The next evening you are really in the mood. You are so in the mood that you are prepared to offer him something he really likes but is not your favorite thing. He is in the next room on the computer or reading. Before you even tell him what you are thinking about, he says he's busy. Can't you tell he's busy? He's got some deadline at work. You leave him alone, thinking that when he's finished with the important stuff, he will come to bed. He finally comes to bed, but he just wants to go to sleep.

Next day, he's reading or at the computer again, and you don't want to bother him while he's busy. Later, when he comes to bed, you make suggestions. Now? Why didn't you tell me that an hour ago. I'm really sleepy now.

When you finally do have sex, it is in the morning and/or right before one of you has to go to work. Wham bam and all that. But you can't really complain because one or both of you has to go to work, and there's really no time for anything else. And after you've said that you wanted sex for the last three days, it's not like you're going to say no thanks.

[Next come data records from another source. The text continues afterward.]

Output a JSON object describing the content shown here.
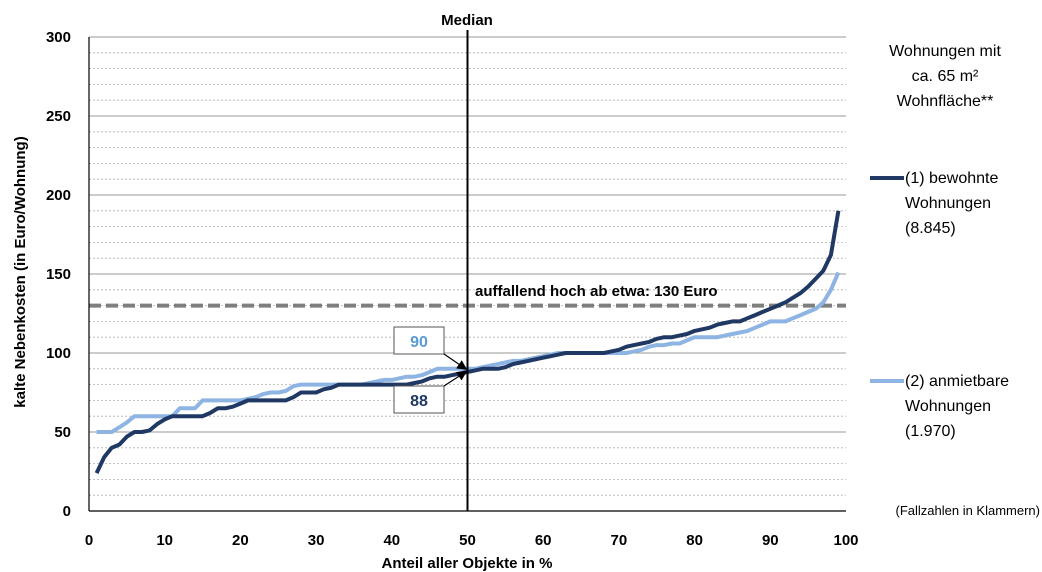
{
  "chart_data": {
    "type": "line",
    "title": "",
    "xlabel": "Anteil aller Objekte in %",
    "ylabel": "kalte Nebenkosten (in Euro/Wohnung)",
    "xlim": [
      0,
      100
    ],
    "ylim": [
      0,
      300
    ],
    "x_ticks": [
      0,
      10,
      20,
      30,
      40,
      50,
      60,
      70,
      80,
      90,
      100
    ],
    "y_ticks": [
      0,
      50,
      100,
      150,
      200,
      250,
      300
    ],
    "grid": "horizontal dashed, every 10 Euro",
    "legend_position": "right",
    "legend_title": "Wohnungen mit ca. 65 m² Wohnfläche**",
    "note": "(Fallzahlen in Klammern)",
    "median": {
      "x": 50,
      "label": "Median"
    },
    "threshold": {
      "y": 130,
      "label": "auffallend hoch ab etwa: 130 Euro",
      "color": "#7f7f7f"
    },
    "callouts": [
      {
        "text": "90",
        "series": 1,
        "value": 90,
        "color": "#5b9bd5"
      },
      {
        "text": "88",
        "series": 0,
        "value": 88,
        "color": "#1f3864"
      }
    ],
    "series": [
      {
        "name": "(1) bewohnte Wohnungen (8.845)",
        "color": "#1f3864",
        "points": [
          [
            1,
            24
          ],
          [
            2,
            34
          ],
          [
            3,
            40
          ],
          [
            4,
            42
          ],
          [
            5,
            47
          ],
          [
            6,
            50
          ],
          [
            7,
            50
          ],
          [
            8,
            51
          ],
          [
            9,
            55
          ],
          [
            10,
            58
          ],
          [
            11,
            60
          ],
          [
            12,
            60
          ],
          [
            13,
            60
          ],
          [
            14,
            60
          ],
          [
            15,
            60
          ],
          [
            16,
            62
          ],
          [
            17,
            65
          ],
          [
            18,
            65
          ],
          [
            19,
            66
          ],
          [
            20,
            68
          ],
          [
            21,
            70
          ],
          [
            22,
            70
          ],
          [
            23,
            70
          ],
          [
            24,
            70
          ],
          [
            25,
            70
          ],
          [
            26,
            70
          ],
          [
            27,
            72
          ],
          [
            28,
            75
          ],
          [
            29,
            75
          ],
          [
            30,
            75
          ],
          [
            31,
            77
          ],
          [
            32,
            78
          ],
          [
            33,
            80
          ],
          [
            34,
            80
          ],
          [
            35,
            80
          ],
          [
            36,
            80
          ],
          [
            37,
            80
          ],
          [
            38,
            80
          ],
          [
            39,
            80
          ],
          [
            40,
            80
          ],
          [
            41,
            80
          ],
          [
            42,
            80
          ],
          [
            43,
            81
          ],
          [
            44,
            82
          ],
          [
            45,
            84
          ],
          [
            46,
            85
          ],
          [
            47,
            85
          ],
          [
            48,
            86
          ],
          [
            49,
            87
          ],
          [
            50,
            88
          ],
          [
            51,
            89
          ],
          [
            52,
            90
          ],
          [
            53,
            90
          ],
          [
            54,
            90
          ],
          [
            55,
            91
          ],
          [
            56,
            93
          ],
          [
            57,
            94
          ],
          [
            58,
            95
          ],
          [
            59,
            96
          ],
          [
            60,
            97
          ],
          [
            61,
            98
          ],
          [
            62,
            99
          ],
          [
            63,
            100
          ],
          [
            64,
            100
          ],
          [
            65,
            100
          ],
          [
            66,
            100
          ],
          [
            67,
            100
          ],
          [
            68,
            100
          ],
          [
            69,
            101
          ],
          [
            70,
            102
          ],
          [
            71,
            104
          ],
          [
            72,
            105
          ],
          [
            73,
            106
          ],
          [
            74,
            107
          ],
          [
            75,
            109
          ],
          [
            76,
            110
          ],
          [
            77,
            110
          ],
          [
            78,
            111
          ],
          [
            79,
            112
          ],
          [
            80,
            114
          ],
          [
            81,
            115
          ],
          [
            82,
            116
          ],
          [
            83,
            118
          ],
          [
            84,
            119
          ],
          [
            85,
            120
          ],
          [
            86,
            120
          ],
          [
            87,
            122
          ],
          [
            88,
            124
          ],
          [
            89,
            126
          ],
          [
            90,
            128
          ],
          [
            91,
            130
          ],
          [
            92,
            132
          ],
          [
            93,
            135
          ],
          [
            94,
            138
          ],
          [
            95,
            142
          ],
          [
            96,
            147
          ],
          [
            97,
            152
          ],
          [
            98,
            162
          ],
          [
            99,
            190
          ]
        ]
      },
      {
        "name": "(2) anmietbare Wohnungen (1.970)",
        "color": "#8db4e2",
        "points": [
          [
            1,
            50
          ],
          [
            2,
            50
          ],
          [
            3,
            50
          ],
          [
            4,
            53
          ],
          [
            5,
            56
          ],
          [
            6,
            60
          ],
          [
            7,
            60
          ],
          [
            8,
            60
          ],
          [
            9,
            60
          ],
          [
            10,
            60
          ],
          [
            11,
            60
          ],
          [
            12,
            65
          ],
          [
            13,
            65
          ],
          [
            14,
            65
          ],
          [
            15,
            70
          ],
          [
            16,
            70
          ],
          [
            17,
            70
          ],
          [
            18,
            70
          ],
          [
            19,
            70
          ],
          [
            20,
            70
          ],
          [
            21,
            71
          ],
          [
            22,
            72
          ],
          [
            23,
            74
          ],
          [
            24,
            75
          ],
          [
            25,
            75
          ],
          [
            26,
            76
          ],
          [
            27,
            79
          ],
          [
            28,
            80
          ],
          [
            29,
            80
          ],
          [
            30,
            80
          ],
          [
            31,
            80
          ],
          [
            32,
            80
          ],
          [
            33,
            80
          ],
          [
            34,
            80
          ],
          [
            35,
            80
          ],
          [
            36,
            80
          ],
          [
            37,
            81
          ],
          [
            38,
            82
          ],
          [
            39,
            83
          ],
          [
            40,
            83
          ],
          [
            41,
            84
          ],
          [
            42,
            85
          ],
          [
            43,
            85
          ],
          [
            44,
            86
          ],
          [
            45,
            88
          ],
          [
            46,
            90
          ],
          [
            47,
            90
          ],
          [
            48,
            90
          ],
          [
            49,
            90
          ],
          [
            50,
            90
          ],
          [
            51,
            90
          ],
          [
            52,
            91
          ],
          [
            53,
            92
          ],
          [
            54,
            93
          ],
          [
            55,
            94
          ],
          [
            56,
            95
          ],
          [
            57,
            95
          ],
          [
            58,
            96
          ],
          [
            59,
            97
          ],
          [
            60,
            98
          ],
          [
            61,
            99
          ],
          [
            62,
            100
          ],
          [
            63,
            100
          ],
          [
            64,
            100
          ],
          [
            65,
            100
          ],
          [
            66,
            100
          ],
          [
            67,
            100
          ],
          [
            68,
            100
          ],
          [
            69,
            100
          ],
          [
            70,
            100
          ],
          [
            71,
            100
          ],
          [
            72,
            101
          ],
          [
            73,
            102
          ],
          [
            74,
            104
          ],
          [
            75,
            105
          ],
          [
            76,
            105
          ],
          [
            77,
            106
          ],
          [
            78,
            106
          ],
          [
            79,
            108
          ],
          [
            80,
            110
          ],
          [
            81,
            110
          ],
          [
            82,
            110
          ],
          [
            83,
            110
          ],
          [
            84,
            111
          ],
          [
            85,
            112
          ],
          [
            86,
            113
          ],
          [
            87,
            114
          ],
          [
            88,
            116
          ],
          [
            89,
            118
          ],
          [
            90,
            120
          ],
          [
            91,
            120
          ],
          [
            92,
            120
          ],
          [
            93,
            122
          ],
          [
            94,
            124
          ],
          [
            95,
            126
          ],
          [
            96,
            128
          ],
          [
            97,
            132
          ],
          [
            98,
            140
          ],
          [
            99,
            151
          ]
        ]
      }
    ]
  }
}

His idea of being romantic involves having sex so early in the morning that you're not really awake enough to enjoy it.

Sometimes, you have so little sex and such that you start to wonder if he's interested in you at all.

But he did spend all day with you at the mall. And he did record something on tv for you that he knew you wanted to see. And he did get the newspaper out of the trash when he realized that you had missed some article he knew you'd want to know about. And when you didn't feel so good last week he went to a couple different stores to get your favorite ice cream.

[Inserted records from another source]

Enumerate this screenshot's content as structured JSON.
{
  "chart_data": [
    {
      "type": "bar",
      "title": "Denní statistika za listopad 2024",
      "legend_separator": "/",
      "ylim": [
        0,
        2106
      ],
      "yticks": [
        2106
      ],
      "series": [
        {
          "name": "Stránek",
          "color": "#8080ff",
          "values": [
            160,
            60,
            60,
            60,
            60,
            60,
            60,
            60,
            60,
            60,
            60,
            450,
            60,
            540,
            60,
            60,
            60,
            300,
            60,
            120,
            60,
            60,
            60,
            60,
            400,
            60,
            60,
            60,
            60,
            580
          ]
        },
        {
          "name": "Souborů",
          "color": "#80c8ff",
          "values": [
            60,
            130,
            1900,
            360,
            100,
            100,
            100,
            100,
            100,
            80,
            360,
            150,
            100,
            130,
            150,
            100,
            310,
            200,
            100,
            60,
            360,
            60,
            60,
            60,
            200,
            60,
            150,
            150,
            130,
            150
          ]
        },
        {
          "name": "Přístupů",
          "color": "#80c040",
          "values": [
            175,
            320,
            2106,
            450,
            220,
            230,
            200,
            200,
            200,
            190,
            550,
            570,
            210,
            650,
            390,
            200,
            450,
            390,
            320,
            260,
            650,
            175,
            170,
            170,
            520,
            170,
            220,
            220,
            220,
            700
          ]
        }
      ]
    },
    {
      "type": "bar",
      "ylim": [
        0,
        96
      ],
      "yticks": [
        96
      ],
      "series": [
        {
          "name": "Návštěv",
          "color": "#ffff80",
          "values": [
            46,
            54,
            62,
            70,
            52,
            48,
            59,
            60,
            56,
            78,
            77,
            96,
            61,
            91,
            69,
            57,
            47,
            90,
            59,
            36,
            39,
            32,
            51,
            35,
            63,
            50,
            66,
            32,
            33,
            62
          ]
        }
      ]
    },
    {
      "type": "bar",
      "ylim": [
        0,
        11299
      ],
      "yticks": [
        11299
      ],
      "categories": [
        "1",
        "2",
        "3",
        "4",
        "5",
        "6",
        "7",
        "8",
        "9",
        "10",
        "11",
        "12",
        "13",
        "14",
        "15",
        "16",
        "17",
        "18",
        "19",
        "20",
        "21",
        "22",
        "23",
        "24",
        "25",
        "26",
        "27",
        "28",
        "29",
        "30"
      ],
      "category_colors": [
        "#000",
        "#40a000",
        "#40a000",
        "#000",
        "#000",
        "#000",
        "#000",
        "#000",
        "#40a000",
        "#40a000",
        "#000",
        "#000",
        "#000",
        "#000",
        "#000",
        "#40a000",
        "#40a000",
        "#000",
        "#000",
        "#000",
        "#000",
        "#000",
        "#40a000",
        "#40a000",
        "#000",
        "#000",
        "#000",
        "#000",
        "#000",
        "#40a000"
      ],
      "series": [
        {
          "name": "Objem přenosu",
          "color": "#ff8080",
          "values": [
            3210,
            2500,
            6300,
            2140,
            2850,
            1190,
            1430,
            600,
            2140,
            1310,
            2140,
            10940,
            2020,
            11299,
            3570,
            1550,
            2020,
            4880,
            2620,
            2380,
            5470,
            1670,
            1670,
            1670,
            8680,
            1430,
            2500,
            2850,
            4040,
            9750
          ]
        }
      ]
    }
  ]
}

And sometimes he even goes to the drugstore for you to get tampons. Maybe he even got the right box. Must be love if he'll go get tampons for you, right?


How's that?

Diva's Thoughts said...

Laughing...- DAMN!!!! That is exactly it!!!!! Do you have our house bugged? lol That is precisly the scenerio day in and day out. I tell him if he wants to leave then do it and he says no all the time but I am not convinced.

laughing said...

Not only is your house bugged for sound, but there are hidden cameras as well.

I was going to make a porno film from the footage, but I don't have enough sex scenes yet.

Diva's Thoughts said...

laughing... - HAHAHAHAHA!!! You are hilarious!! lol You'll have to have the cameras set up a LONG time to get enough sex scenes at my house! lol

Freckle Face Girl said...

Only 5 months & the passion has dwindled? That isn’t supposed to happen until after you get married & have a kid. Sorry, but I'd run.

Eileen Dover said...

Eeek. I'd run, too.

Wait for him. Let him intiate. Make him work for it. See if he wants it.

Hate to say it, but the fizz might be gone.

dmarks said...

I'm just not sure how much you have "into this", like how much *you* love him and really want to work things out. I think that would a big factor in this.

If it's not really anything special for you, I'd agree with the "Eeek. I'd run, too." statements.